F.B.:Ok, mas o eu é se pode fazer agora com o Texto Constitucional?

J.D.: Tendo em conta o que vimos na Convenção, se partirmos do zero, ou seja, de uma folha em branco, vai ser difícil conciliar pontos de vista. Portanto, não podemos recomeçar do zero. O que é preciso fazer é pegar em alguns pontos do projecto de Tratado e deixar de lhe chamar Constituição porque isso traz confusão… É aliás essa uma das razões do Não francês. Muitos acreditaram que a Europa era plena de poderes, mas, por exemplo, o desemprego em França depende da política nacional e não da União Euroepeia. Resumindo, é preciso ter em conta alguns elementos úteis…
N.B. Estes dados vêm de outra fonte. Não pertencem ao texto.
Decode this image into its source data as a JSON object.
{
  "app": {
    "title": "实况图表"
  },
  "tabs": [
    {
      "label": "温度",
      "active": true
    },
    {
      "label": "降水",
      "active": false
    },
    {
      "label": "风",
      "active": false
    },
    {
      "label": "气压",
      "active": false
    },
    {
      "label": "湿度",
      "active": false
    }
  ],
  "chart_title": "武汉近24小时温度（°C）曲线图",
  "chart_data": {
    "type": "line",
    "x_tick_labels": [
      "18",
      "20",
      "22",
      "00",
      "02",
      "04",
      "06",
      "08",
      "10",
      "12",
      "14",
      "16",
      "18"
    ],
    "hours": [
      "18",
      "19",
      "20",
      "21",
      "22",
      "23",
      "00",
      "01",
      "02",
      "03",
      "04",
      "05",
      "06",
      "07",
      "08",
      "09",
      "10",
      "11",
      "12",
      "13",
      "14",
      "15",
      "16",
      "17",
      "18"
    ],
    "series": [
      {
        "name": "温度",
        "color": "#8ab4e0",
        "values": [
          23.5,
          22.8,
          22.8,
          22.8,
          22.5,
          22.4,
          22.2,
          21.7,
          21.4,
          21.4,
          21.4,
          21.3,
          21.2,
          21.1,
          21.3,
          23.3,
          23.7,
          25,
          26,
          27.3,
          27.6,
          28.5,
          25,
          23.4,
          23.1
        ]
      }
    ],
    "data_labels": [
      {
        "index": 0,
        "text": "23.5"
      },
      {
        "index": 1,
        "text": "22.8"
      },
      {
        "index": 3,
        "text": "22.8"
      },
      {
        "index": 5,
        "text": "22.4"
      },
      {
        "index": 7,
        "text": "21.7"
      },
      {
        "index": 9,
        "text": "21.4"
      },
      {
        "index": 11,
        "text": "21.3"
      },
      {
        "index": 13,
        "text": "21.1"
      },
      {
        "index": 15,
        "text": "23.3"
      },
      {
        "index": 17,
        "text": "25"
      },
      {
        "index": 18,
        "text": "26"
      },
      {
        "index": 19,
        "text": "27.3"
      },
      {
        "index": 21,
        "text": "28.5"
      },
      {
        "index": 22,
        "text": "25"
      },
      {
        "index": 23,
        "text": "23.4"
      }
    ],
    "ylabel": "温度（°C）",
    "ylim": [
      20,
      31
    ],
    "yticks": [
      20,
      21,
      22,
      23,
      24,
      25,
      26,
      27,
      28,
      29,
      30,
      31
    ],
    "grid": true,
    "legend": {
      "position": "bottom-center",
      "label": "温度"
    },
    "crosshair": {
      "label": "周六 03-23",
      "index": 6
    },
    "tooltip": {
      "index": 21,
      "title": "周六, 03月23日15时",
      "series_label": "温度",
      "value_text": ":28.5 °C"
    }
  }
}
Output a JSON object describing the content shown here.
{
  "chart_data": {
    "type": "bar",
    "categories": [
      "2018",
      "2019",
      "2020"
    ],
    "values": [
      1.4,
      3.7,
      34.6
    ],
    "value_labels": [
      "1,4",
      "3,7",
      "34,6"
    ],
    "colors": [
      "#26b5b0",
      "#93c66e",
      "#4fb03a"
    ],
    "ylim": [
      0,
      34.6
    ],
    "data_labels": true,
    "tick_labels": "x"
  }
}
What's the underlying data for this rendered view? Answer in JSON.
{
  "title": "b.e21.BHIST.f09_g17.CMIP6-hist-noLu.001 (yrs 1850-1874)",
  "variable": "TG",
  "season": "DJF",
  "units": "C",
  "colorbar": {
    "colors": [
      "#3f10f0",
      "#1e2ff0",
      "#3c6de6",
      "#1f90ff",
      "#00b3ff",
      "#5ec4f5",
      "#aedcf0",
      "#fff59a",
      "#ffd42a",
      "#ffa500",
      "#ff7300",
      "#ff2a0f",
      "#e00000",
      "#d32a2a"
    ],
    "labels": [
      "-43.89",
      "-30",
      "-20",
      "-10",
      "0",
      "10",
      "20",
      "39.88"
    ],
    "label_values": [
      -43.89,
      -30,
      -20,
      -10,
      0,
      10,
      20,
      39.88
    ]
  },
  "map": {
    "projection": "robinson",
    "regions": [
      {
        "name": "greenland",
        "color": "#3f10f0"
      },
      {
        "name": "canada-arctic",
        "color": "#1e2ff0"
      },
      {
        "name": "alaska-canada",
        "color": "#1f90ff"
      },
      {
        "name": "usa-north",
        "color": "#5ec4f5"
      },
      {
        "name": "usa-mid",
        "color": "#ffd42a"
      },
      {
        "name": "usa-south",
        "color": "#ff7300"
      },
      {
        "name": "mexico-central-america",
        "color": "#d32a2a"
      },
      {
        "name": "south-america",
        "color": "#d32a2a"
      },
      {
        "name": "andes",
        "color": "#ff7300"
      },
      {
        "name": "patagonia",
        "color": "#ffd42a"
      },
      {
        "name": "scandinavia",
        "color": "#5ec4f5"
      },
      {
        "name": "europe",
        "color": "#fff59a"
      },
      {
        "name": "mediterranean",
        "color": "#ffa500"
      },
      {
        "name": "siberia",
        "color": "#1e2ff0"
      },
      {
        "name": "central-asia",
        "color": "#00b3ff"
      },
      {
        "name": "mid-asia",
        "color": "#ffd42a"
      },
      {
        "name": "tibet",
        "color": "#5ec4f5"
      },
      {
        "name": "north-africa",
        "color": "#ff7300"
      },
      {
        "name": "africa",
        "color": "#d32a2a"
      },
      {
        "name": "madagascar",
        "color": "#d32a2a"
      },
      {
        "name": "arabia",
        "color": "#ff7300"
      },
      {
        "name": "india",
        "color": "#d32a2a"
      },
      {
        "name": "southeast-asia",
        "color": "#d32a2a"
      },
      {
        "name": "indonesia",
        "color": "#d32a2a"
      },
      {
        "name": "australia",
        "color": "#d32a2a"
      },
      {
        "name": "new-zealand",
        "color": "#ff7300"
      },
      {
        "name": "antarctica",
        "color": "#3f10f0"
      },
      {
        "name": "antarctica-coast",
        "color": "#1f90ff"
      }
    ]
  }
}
F.B.:E se não conseguirmos fazer esta reforma para fazer a União Europeia funcionar a 27?

J.D.: Se isso acontecer, infelizmente, deverá ser mais ou menos assim: os chefes de governo, homens de experiência, vão começar a fazer contas e a união vai começar a arruinar-se, as regras serão de menos em menos respeitadas, vamos perder o nosso dinamismo, a nossa capacidade de nos defendermos dos grandes acordos comerciais.
Será que teremos sempre a coragem de ajudar os países mais pobres, já que somos os primeiros no apoio ao desenvolvimento e ajuda humanitária? Eu penso que uma estagnação durável só pode traduzir-se num recuo e não pela consolidação do que já foi adquirido.

F.B.: Como está a encarar a campanha para as presidenciais em França e a atenção que os candidatos dão à Europa nos discursos?

J.D.: Estou desiludido, não posso dizer mais do que isso.

F.B: É preciso fazer um novo referendo em França?

J.D.: Sim, parece-me que sim. Pedimos a opinião dos cidadãos uma vez, houve um grande debate, o Não ganhou, ao contrário do que eu esperava. E se houver um novo tratado, ele deve ser apresentado aos franceses para que o assunto seja debatido, e isso vai obrigar-nos a explicar, explicar, mas também vai fazer-nos escutar.

F.B: A Europa está verdadeiramente parada ou é um exagero utilizar a expressão?

J.D: Há cerca de um ano falei em “coma ligeiro”, mas apercebo-me que o Conselho europeu, os chefes de Estado, estão agora de acordo em determinadas questões de médio-longo prazo como a política energética, isso prova que é possível mudar.